Que una mujer pueda interrumpir su embarazo cuando haya sido violada, cuando en su vientre lleve una criatura inviable o cuando su vida esté en peligro, no es una concesión ni un regalo de los políticos ni de los legisladores, es un derecho.
El término aborto es de esas palabras que en su uso oficial adquieren una connotación despectiva o de dudosa propiedad semántica, bajo cuyo umbral se ocultan una serie de prejuicios sociales, ideológicos y religiosos que se incorporan a los sistemas jurídicos como verdades absolutas que niegan la racionalidad y el estado de derecho.
Se habla del aborto, y no de la interrupción del embarazo de una mujer en riesgo de perder la vida, para pontificar que en la Constitución existe una cláusula absoluta de prohibición de “semejante barbarie”.
Pero nada más lejos de la realidad. En nuestro ordenamiento jurídico, el propio derecho a la vida cede en situaciones especiales. Si no pregunte por qué la legítima defensa o el estado de necesidad son eximentes penales del delito de homicidio.

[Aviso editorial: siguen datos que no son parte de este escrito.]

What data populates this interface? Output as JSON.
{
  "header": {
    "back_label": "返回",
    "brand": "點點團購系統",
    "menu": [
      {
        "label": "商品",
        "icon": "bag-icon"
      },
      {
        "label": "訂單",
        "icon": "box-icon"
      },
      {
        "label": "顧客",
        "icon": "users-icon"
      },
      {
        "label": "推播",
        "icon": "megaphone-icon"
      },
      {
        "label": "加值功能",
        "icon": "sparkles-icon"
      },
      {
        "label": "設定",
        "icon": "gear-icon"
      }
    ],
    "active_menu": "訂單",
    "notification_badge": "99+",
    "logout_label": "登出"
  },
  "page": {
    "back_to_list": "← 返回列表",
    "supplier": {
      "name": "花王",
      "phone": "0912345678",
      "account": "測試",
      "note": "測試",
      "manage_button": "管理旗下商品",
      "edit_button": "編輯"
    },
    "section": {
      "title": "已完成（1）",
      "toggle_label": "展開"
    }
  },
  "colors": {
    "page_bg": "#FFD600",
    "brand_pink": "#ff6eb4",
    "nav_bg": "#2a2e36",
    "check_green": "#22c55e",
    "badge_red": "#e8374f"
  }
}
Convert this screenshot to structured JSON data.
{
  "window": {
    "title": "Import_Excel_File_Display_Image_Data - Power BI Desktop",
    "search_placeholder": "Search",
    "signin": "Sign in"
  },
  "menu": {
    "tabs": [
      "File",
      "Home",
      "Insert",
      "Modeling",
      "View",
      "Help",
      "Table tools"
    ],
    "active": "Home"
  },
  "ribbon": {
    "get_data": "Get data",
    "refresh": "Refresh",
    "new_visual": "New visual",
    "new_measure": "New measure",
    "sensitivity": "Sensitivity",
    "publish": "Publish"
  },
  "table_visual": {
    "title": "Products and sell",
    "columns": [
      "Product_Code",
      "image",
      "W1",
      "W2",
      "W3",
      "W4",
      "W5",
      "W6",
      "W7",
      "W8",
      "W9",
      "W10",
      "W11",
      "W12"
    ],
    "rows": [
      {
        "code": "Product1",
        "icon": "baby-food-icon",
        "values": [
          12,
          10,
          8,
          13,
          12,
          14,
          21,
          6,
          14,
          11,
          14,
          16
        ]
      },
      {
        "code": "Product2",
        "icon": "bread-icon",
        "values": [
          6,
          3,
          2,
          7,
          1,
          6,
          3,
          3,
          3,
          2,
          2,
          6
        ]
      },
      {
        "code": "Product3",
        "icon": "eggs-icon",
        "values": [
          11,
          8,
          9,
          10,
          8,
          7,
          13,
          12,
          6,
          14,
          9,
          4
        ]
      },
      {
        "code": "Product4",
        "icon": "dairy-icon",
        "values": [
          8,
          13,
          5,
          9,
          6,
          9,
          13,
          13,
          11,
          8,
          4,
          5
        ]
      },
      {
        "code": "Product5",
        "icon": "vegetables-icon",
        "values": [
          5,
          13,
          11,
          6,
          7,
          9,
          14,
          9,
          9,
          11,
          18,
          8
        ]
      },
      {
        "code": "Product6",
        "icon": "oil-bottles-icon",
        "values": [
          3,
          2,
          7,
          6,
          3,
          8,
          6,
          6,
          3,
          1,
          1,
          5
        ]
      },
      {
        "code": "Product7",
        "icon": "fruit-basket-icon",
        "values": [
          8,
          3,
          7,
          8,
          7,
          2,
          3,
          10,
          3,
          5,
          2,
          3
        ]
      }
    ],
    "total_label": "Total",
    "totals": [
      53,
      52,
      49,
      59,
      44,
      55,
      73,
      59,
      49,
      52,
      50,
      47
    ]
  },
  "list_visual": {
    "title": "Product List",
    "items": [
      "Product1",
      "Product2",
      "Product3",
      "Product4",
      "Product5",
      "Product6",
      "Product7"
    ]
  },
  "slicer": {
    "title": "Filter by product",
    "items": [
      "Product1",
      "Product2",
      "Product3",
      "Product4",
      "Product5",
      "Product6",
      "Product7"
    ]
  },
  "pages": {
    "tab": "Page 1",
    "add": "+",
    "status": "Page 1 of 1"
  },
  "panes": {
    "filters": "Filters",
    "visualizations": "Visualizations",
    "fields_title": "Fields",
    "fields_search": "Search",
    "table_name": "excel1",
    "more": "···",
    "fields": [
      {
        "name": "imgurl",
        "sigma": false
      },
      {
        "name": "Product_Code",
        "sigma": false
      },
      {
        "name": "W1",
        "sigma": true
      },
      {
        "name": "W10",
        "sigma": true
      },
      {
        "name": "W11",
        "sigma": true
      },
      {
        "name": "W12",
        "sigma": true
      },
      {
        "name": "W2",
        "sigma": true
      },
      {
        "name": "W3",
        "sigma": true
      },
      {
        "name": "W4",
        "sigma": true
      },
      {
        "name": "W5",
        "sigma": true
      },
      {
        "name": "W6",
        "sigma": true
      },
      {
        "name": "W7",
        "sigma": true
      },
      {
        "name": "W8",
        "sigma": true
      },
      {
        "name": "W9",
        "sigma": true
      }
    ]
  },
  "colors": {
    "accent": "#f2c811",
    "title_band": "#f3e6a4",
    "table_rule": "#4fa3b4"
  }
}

Creo firmemente en el derecho a la vida que consagra el artículo 37 de la Constitución, pero su interpretación no se limita a una lectura literal. Su intelección se debe hacer en un juicio de ponderación de derechos fundamentales, en el que se valore el derecho a la vida de lo que aún científicamente no es un feto y el propio derecho a la vida de la madre o su dignidad y salud como bienes jurídicos tutelados por la Carta Magna.
Lo que estamos pidiendo no es que haya un régimen abierto de interrupción del embarazo, como existe en España o Estados Unidos, sino que en tres casos específicos la mujer pueda practicarse un aborto terapéutico seguro y civilizado que preserve su vida y sus derechos.
Negarles esa prerrogativa a las mujeres es inhumano, injusto y sectario. Sería arrojarlas a la muerte o a la miseria existencial.
Ni la Constitución ni la Convención Americana de Derechos Humanos prohíben esa posibilidad. No lo hacen porque es un derecho fundamental.
No se puede pretender que delitos como el incesto o la violación sexual produzcan efectos jurídicos. Ni muchos menos que una vida plena como la de una mujer se pierda en aras de preservar una que está por nacer.
En Chile, Uruguay, Argentina, México y en todas las democracias liberales eso no está en discusión. Sólo en la Orden de Malta, el Vaticano o en las teocracias musulmanas se niegan estos derechos a las mujeres.
Por esa razón, es inaceptable que partidos de raigambre liberal como el PLD, el PRM o el PRD pretendan inscribirse en el retroceso decimonónico de concepciones ideológicas religiosas.
Algo anda mal. Tenemos que revisarnos.